Автор, разумеется, всё время чувствует надуманность этого персонажа и не раз пытается вернуться к обоснованию и воплощению его. Олуфьев высказывает исторические оправдания Марине: что “она жертва и подручник плана промыслительного” (по его же истолкованию — скорей сатанинского, чем Божьего), она “несчастная женщина, соблазнённая царством и обманутая людьми”, а “сколько именитых людей московских к самозванцу пристало? Романовы нынешние и те там побывали и руки к воровским письмам прикладывали”, в те годы “все едино вороньём казались, слетевшимся под град-столицу за добычей”.
Реально же рядом с Мариной то и дело шагает и скачет знаменитый казачий атаман-смутьян Заруцкий. Не столько он сам, сколько всё казачество тех лет в целом — живо интересно нам, для понимания Смут вообще, да и пределов колебаний самого казачества. Кто хоть едва касался истории Смуты, не мог не поразиться динамичному участию казаков всюду и все годы: уже Лже-Дмитрий первый легко опёрся на донцов и запорожцев, и реяли казаки по всем российским просторам и сколько раз под Москвой и в Москве, и в Тушине. И “Лже-Петра” выдвинули казаки волжские и терские, а от астраханских казаков — даже и три лже-царька. Однако и поляков выбили из Москвы — тоже казаки.
Заруцкого, выдающегося и грозного авантюриста Смуты, застаём в повести тоже “боярином” (в дар от Дмитрия тушинского…), после воинственных изломанных метаний-отступлений от Калуги до низовьев Волги и Ногайской степи.
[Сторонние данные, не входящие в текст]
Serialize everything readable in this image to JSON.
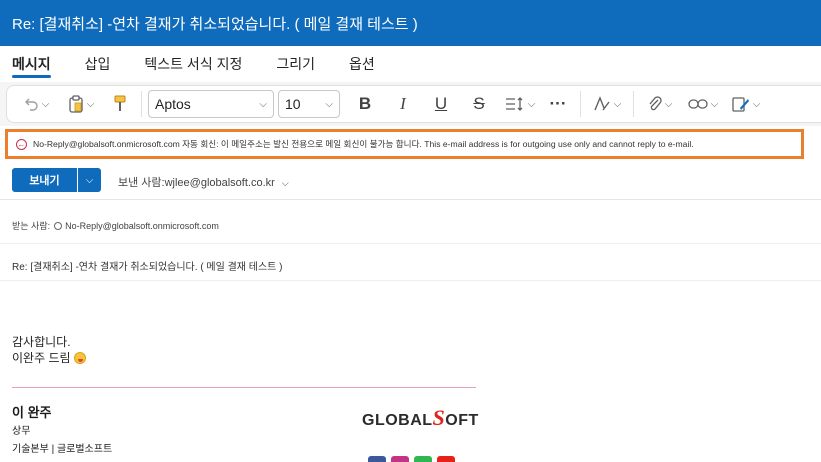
{
  "window": {
    "title": "Re: [결재취소] -연차 결재가 취소되었습니다. ( 메일 결재 테스트 )"
  },
  "ribbon": {
    "tabs": [
      "메시지",
      "삽입",
      "텍스트 서식 지정",
      "그리기",
      "옵션"
    ],
    "active_tab": "메시지"
  },
  "toolbar": {
    "font_name": "Aptos",
    "font_size": "10"
  },
  "warning": {
    "text": "No-Reply@globalsoft.onmicrosoft.com 자동 회신: 이 메일주소는 발신 전용으로 메일 회신이 불가능 합니다. This e-mail address is for outgoing use only and cannot reply to e-mail."
  },
  "compose": {
    "send_label": "보내기",
    "from_label": "보낸 사람:",
    "from_value": "wjlee@globalsoft.co.kr",
    "to_label": "받는 사람:",
    "to_value": "No-Reply@globalsoft.onmicrosoft.com",
    "subject": "Re: [결재취소] -연차 결재가 취소되었습니다. ( 메일 결재 테스트 )"
  },
  "body": {
    "line1": "감사합니다.",
    "line2": "이완주 드림"
  },
  "signature": {
    "name": "이 완주",
    "title": "상무",
    "dept": "기술본부 | 글로벌소프트",
    "logo_prefix": "GLOBAL",
    "logo_s": "S",
    "logo_suffix": "OFT"
  },
  "colors": {
    "brand": "#0f6cbd",
    "warning_border": "#ec7f2e",
    "signature_line": "#e9a0b6",
    "logo_accent": "#e2231a"
  }
}
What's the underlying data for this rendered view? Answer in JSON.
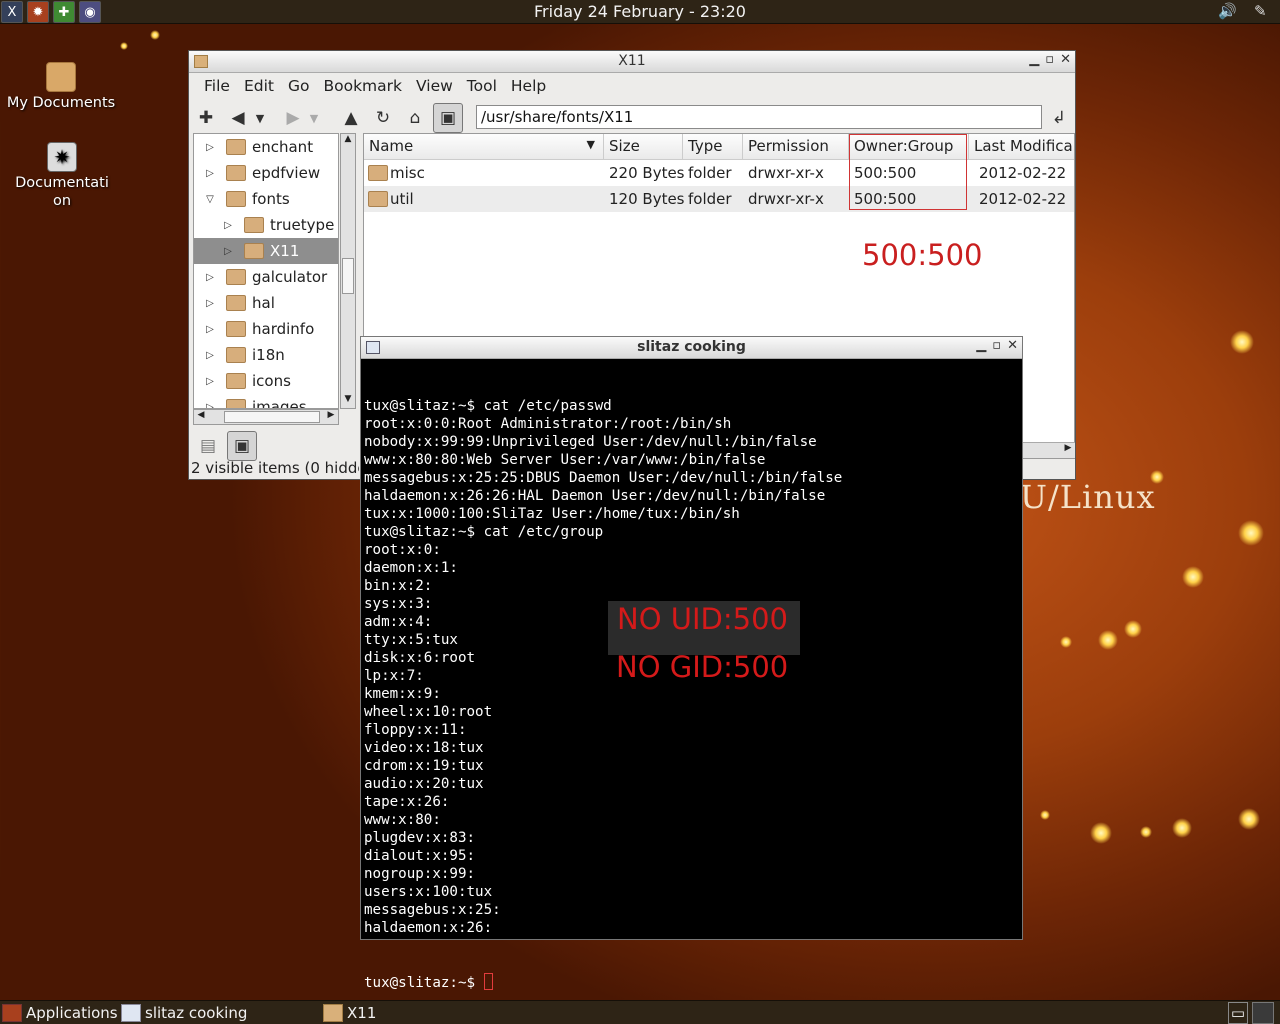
{
  "top_panel": {
    "clock": "Friday 24 February - 23:20",
    "launchers": [
      "xterm-icon",
      "spider-icon",
      "puzzle-icon",
      "disc-icon"
    ]
  },
  "desktop": {
    "icons": [
      {
        "label": "My Documents",
        "icon": "home-folder-icon"
      },
      {
        "label": "Documentation",
        "icon": "spider-doc-icon"
      }
    ],
    "wallpaper_text": "U/Linux"
  },
  "file_manager": {
    "title": "X11",
    "menu": [
      "File",
      "Edit",
      "Go",
      "Bookmark",
      "View",
      "Tool",
      "Help"
    ],
    "path": "/usr/share/fonts/X11",
    "tree": [
      {
        "label": "enchant",
        "expander": "▷",
        "indent": 0
      },
      {
        "label": "epdfview",
        "expander": "▷",
        "indent": 0
      },
      {
        "label": "fonts",
        "expander": "▽",
        "indent": 0
      },
      {
        "label": "truetype",
        "expander": "▷",
        "indent": 1
      },
      {
        "label": "X11",
        "expander": "▷",
        "indent": 1,
        "selected": true
      },
      {
        "label": "galculator",
        "expander": "▷",
        "indent": 0
      },
      {
        "label": "hal",
        "expander": "▷",
        "indent": 0
      },
      {
        "label": "hardinfo",
        "expander": "▷",
        "indent": 0
      },
      {
        "label": "i18n",
        "expander": "▷",
        "indent": 0
      },
      {
        "label": "icons",
        "expander": "▷",
        "indent": 0
      },
      {
        "label": "images",
        "expander": "▷",
        "indent": 0
      }
    ],
    "columns": [
      "Name",
      "Size",
      "Type",
      "Permission",
      "Owner:Group",
      "Last Modifica"
    ],
    "rows": [
      {
        "name": "misc",
        "size": "220 Bytes",
        "type": "folder",
        "permission": "drwxr-xr-x",
        "owner": "500:500",
        "modified": "2012-02-22"
      },
      {
        "name": "util",
        "size": "120 Bytes",
        "type": "folder",
        "permission": "drwxr-xr-x",
        "owner": "500:500",
        "modified": "2012-02-22"
      }
    ],
    "status": "2 visible items (0 hidde",
    "annotation": "500:500"
  },
  "terminal": {
    "title": "slitaz cooking",
    "lines": [
      "tux@slitaz:~$ cat /etc/passwd",
      "root:x:0:0:Root Administrator:/root:/bin/sh",
      "nobody:x:99:99:Unprivileged User:/dev/null:/bin/false",
      "www:x:80:80:Web Server User:/var/www:/bin/false",
      "messagebus:x:25:25:DBUS Daemon User:/dev/null:/bin/false",
      "haldaemon:x:26:26:HAL Daemon User:/dev/null:/bin/false",
      "tux:x:1000:100:SliTaz User:/home/tux:/bin/sh",
      "tux@slitaz:~$ cat /etc/group",
      "root:x:0:",
      "daemon:x:1:",
      "bin:x:2:",
      "sys:x:3:",
      "adm:x:4:",
      "tty:x:5:tux",
      "disk:x:6:root",
      "lp:x:7:",
      "kmem:x:9:",
      "wheel:x:10:root",
      "floppy:x:11:",
      "video:x:18:tux",
      "cdrom:x:19:tux",
      "audio:x:20:tux",
      "tape:x:26:",
      "www:x:80:",
      "plugdev:x:83:",
      "dialout:x:95:",
      "nogroup:x:99:",
      "users:x:100:tux",
      "messagebus:x:25:",
      "haldaemon:x:26:"
    ],
    "prompt": "tux@slitaz:~$ ",
    "annotation_uid": "NO UID:500",
    "annotation_gid": "NO GID:500"
  },
  "bottom_panel": {
    "applications": "Applications",
    "tasks": [
      "slitaz cooking",
      "X11"
    ]
  },
  "colors": {
    "annotation_red": "#c91f1f",
    "panel": "#2e2416",
    "selection": "#8e8e8e"
  }
}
И строен, и хорош собой, и рубака, и вождь, “сверкание зрачков”, — он картинен и выпукло виден в повести, до каждого жеста — как садится за стол, не глядя комкая алое сукно скатерти, а потом в порыве слезает, почти сдёрнув скатерть, то — отбрасывает кресло “на полсажени прочь”, а то и, придя с грозной вестью, небрежно садится чуть не на ноги лежащей в кровати Марине. “Казацкое дело давно стало смыслом его жизни”. Умеет и не уныть от дурных вестей — сколько-то дней таит от Марины отпадение терцев, а то от череды неудач “левый ус подёргивается вместе с губой”, а то и “всей щекой, как в судороге” дёргается. Марина — его любовница по полному праву, но, за заботами, оба не очень этим пользуются. А вот, уже близко к полному поражению, она видит его так: “Сейчас он не казак безродный, сейчас он рыцарь, побеждённый, но не покорённый, поражение не унизило состояние его души, не растоптало её как бывает часто с холопами-выскочками”. — Бородин вкладывает в голову Заруцкого, и правдоподобно, проект превратить Россию в казацкое государство, “государство воинов, где лишь два сословия — тягловые и казаки”, и “каждую весну выстреливать со всех границ стрелами молниеподобных казацких полков”, “государство в кулаке казацком, и потому казацкому войску быть, как Сечи, от государства в отдельности”. Кажется вполне допустимым и предположение Бородина, что Заруцкий был — из организаторов покушения на юного Михаила Романова (“сусанинский эпизод”).
Слышим суждения Олуфьева: на Руси “что казаков-то осталось? Вор на воре”, а отряд Терени Уса, волгаря, — “только одно воровство разбойное, на казацкой воле и удали замешенное”. “Смирение на роже волжского разбойника — словно гримаса болевая”. Видим захмелевших запорожцев, как они, “свесив длинные остроконечные усы к столу, согнувшись над столом голова к голове”, негромко поют одну из своих разымчивых песен. У запорожцев “чего только не бывает в сумах перемётных. Глаз, как у воронья, цепкий, рука ухватлива, а горло к питию ненасытно… Зато поют, черти! И откуда что берётся? Словно какой-то благодатный задаток дан этому народцу, распорядиться им он не может или не умеет”. Живо воспроизведены казачьи боевые клики. Или видим их атаманов (Истома Железное Копыто, Максим Дружная Нога, Иван Корыто, Бирюк, Илейко Боров, Юшка Караганец) — “лица атаманов черны, словно души обнажились и выявились в чертах”. А вот, после изнурительного перегона по песчаной степи, — “Заруцкий, орёл орлом, кому-то кивнул, кому-то зубами блеснул в улыбке, за ним остальные в ряд по четыре — и когда успели вид обрести? ни на ком следов степи, словно лишь из одних ворот [астраханских] выехали, в другие въезжают”.